Resource allocation during amendment surges: when you cannot do everything at once
When amendment volume exceeds normal capacity, the RC must match available resources to implementation demands, identify compliance risks created by resource constraints, and build contingency plans that keep the portfolio moving without letting safety-critical items stall.
Five amendments, one month, no room to breathe
The triage framework from the previous lesson told the regulatory coordinator what to work on first. It sequenced five amendments by risk: the two safety-driven amendments at Priority 1 and 2, the three substantive amendments at Priority 3, 4, and 5. The sequencing is correct. The problem is that sequencing assumes a queue that moves. And this month, the queue is not moving fast enough.
The RC manages regulatory operations for 18 studies. A junior RC provides part-time support -- perhaps 15 hours per week dedicated to amendment-related tasks.
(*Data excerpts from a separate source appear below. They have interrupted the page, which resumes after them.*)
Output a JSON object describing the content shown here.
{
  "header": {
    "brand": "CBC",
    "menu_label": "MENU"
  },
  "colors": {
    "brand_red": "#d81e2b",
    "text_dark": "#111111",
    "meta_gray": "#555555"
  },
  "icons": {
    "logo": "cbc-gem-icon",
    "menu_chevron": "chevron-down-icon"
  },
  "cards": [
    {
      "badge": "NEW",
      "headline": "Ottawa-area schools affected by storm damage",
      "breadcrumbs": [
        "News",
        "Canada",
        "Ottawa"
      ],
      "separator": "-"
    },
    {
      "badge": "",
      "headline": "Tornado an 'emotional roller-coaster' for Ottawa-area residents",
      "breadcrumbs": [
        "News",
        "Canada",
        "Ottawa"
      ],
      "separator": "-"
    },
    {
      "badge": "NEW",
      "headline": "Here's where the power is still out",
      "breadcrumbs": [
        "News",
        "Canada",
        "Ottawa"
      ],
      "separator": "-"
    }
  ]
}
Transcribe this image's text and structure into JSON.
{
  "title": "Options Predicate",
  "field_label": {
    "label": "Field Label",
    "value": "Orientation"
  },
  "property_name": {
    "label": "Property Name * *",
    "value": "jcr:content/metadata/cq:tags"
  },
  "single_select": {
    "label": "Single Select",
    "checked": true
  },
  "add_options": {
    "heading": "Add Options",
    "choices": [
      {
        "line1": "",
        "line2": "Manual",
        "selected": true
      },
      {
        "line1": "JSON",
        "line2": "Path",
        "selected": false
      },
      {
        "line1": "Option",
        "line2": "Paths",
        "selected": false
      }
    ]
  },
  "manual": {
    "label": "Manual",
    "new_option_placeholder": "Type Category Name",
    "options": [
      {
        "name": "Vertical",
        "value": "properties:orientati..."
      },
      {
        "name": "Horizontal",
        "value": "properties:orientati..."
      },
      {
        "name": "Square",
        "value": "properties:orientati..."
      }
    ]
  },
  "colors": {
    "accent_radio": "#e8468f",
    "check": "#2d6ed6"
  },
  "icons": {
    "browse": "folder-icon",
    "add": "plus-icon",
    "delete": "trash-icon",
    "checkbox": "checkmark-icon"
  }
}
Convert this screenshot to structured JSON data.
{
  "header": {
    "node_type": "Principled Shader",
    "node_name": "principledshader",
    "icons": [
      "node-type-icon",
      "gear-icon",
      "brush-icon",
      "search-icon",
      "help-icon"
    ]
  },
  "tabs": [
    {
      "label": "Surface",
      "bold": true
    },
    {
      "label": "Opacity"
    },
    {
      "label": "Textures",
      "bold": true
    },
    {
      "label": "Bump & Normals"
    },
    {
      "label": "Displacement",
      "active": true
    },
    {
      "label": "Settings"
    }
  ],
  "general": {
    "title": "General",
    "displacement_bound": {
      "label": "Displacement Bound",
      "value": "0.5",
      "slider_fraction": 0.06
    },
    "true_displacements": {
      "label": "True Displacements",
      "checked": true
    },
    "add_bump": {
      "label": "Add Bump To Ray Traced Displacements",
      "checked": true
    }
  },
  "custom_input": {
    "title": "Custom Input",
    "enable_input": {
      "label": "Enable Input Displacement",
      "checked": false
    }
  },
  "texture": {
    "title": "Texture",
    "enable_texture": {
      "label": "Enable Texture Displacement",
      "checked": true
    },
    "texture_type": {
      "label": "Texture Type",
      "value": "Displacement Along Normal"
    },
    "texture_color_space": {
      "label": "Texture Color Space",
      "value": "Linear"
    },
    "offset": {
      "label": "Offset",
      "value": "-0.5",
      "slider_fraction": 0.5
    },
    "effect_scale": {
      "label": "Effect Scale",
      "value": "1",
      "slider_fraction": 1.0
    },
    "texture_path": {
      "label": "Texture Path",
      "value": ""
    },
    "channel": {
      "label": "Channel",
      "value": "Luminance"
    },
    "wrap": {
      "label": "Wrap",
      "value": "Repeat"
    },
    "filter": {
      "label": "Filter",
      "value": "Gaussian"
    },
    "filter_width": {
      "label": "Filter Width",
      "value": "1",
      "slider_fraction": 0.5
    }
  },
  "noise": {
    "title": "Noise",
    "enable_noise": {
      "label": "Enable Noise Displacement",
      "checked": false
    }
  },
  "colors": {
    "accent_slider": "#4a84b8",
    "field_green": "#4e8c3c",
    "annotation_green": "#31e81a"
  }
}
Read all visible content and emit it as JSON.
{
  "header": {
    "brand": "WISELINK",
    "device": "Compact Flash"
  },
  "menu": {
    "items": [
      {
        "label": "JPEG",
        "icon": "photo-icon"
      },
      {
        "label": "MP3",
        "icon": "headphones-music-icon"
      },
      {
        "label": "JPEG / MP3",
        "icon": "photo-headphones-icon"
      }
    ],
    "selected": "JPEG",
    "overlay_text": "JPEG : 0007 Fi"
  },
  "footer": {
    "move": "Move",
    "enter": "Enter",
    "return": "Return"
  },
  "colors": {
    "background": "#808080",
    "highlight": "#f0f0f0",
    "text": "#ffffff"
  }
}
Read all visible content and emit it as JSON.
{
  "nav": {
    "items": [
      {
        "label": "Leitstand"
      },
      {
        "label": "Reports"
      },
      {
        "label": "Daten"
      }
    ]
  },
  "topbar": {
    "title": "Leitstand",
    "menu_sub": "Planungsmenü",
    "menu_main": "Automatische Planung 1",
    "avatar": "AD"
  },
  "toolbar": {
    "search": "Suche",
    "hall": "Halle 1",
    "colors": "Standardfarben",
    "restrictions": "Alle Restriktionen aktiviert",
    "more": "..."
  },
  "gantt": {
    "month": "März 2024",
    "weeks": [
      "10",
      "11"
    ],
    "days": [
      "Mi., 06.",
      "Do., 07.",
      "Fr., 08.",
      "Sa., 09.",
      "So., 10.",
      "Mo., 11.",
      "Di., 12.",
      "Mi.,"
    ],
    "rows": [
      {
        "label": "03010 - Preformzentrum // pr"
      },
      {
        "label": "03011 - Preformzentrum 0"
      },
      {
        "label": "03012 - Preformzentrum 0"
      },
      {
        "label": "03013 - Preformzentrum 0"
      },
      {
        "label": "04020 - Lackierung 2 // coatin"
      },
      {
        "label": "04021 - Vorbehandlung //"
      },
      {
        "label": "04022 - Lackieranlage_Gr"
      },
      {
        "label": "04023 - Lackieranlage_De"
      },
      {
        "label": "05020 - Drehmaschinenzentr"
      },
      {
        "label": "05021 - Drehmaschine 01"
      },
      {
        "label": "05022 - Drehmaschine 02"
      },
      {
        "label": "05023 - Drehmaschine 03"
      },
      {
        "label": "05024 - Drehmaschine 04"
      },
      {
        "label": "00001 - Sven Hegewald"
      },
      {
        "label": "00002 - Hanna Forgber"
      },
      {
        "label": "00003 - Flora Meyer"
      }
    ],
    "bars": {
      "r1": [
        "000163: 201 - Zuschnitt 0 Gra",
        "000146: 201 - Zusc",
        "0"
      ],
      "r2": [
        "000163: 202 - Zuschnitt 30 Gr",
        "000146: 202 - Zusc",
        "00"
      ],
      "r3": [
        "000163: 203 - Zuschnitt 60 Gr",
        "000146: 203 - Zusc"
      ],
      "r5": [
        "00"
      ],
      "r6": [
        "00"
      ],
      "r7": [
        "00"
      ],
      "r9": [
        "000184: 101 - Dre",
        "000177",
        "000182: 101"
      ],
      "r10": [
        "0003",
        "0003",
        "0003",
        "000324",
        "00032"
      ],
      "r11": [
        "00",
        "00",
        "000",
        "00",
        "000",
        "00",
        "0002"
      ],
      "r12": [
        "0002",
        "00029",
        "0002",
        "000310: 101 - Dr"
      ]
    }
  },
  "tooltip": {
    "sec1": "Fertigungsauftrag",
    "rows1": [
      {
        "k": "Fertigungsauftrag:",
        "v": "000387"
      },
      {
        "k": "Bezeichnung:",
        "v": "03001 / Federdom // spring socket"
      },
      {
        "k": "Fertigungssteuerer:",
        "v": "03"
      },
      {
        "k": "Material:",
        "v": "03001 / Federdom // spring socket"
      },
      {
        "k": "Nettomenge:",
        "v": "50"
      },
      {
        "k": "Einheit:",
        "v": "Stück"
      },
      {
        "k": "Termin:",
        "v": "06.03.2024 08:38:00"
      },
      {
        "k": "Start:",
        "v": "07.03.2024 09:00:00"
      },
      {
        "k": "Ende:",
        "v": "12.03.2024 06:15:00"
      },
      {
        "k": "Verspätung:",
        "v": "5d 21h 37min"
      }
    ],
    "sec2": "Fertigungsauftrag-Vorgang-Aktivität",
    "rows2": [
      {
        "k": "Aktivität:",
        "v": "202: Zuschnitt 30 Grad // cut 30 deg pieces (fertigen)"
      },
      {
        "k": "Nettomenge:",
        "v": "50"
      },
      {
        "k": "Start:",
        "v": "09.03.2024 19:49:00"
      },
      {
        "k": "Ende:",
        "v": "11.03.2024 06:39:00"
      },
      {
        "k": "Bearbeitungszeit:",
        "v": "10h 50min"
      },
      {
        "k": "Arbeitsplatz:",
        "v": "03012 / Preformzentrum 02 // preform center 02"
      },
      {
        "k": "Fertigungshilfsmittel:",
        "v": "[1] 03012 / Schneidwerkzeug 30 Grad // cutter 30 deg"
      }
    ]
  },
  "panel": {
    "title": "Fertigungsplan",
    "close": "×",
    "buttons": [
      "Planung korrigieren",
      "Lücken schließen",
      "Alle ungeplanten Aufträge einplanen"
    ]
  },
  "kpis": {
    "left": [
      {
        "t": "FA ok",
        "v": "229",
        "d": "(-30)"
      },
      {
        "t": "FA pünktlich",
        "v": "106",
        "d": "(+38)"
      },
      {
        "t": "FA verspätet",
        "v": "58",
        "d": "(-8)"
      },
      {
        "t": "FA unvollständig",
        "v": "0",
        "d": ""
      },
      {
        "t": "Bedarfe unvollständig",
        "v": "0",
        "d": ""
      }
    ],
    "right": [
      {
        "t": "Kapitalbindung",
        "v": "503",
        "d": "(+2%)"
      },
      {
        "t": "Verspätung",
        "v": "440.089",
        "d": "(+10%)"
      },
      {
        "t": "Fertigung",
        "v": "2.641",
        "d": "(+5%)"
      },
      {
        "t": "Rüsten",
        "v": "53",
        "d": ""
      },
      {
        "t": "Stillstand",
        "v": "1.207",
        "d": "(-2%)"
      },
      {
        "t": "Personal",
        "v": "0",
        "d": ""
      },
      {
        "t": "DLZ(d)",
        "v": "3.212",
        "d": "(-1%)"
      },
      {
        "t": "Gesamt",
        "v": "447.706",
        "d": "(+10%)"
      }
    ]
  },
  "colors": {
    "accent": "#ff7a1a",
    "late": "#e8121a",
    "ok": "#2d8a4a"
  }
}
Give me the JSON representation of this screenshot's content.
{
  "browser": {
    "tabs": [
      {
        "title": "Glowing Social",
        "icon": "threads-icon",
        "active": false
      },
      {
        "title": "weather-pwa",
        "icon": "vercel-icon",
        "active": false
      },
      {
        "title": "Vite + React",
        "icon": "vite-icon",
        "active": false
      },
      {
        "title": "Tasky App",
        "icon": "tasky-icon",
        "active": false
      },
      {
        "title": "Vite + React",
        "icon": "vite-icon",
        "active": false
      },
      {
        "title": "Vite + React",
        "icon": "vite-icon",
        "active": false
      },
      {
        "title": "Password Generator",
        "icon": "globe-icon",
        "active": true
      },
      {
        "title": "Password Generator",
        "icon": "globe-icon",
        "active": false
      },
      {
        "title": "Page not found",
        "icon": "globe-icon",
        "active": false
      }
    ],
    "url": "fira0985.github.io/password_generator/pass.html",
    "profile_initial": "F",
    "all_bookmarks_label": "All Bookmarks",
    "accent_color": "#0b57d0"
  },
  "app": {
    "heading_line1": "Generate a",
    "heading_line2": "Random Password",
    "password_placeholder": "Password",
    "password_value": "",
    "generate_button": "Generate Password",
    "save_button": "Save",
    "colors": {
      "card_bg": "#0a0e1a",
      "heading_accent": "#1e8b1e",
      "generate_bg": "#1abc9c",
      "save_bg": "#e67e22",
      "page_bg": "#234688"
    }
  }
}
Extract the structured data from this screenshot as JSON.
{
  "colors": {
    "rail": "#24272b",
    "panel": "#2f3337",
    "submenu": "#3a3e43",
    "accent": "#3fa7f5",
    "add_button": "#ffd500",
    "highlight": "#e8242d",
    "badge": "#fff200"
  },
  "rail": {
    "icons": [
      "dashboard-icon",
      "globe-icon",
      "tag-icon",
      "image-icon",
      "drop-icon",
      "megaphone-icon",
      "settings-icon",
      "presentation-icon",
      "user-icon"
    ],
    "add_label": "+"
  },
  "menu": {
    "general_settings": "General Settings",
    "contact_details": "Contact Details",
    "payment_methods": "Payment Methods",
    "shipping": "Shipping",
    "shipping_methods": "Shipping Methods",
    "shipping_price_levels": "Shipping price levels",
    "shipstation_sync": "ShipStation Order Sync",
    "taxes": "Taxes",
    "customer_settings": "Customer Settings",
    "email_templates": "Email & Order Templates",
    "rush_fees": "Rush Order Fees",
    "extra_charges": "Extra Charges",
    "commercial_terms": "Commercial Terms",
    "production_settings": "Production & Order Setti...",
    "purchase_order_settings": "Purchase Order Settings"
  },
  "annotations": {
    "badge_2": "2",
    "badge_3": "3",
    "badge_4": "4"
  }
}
The CRC team, which handles the operational components of amendment implementation (reconsent conversations, source document updates, training attendance), is simultaneously managing a monitoring visit surge: three different sponsors have scheduled visits within the same two-week window. The principal investigator is available for amendment review and signature approximately four hours per week, most of it concentrated on Tuesday afternoons.
Normal capacity for this site is two to three amendments per month. Five is a surge. And the surge does not care about the site's capacity.
This is where triage reaches its limit. Triage tells you what comes first. It does not tell you what is possible within the hours and hands you actually have. That gap -- between the prioritized queue and the available capacity -- is the problem this lesson solves.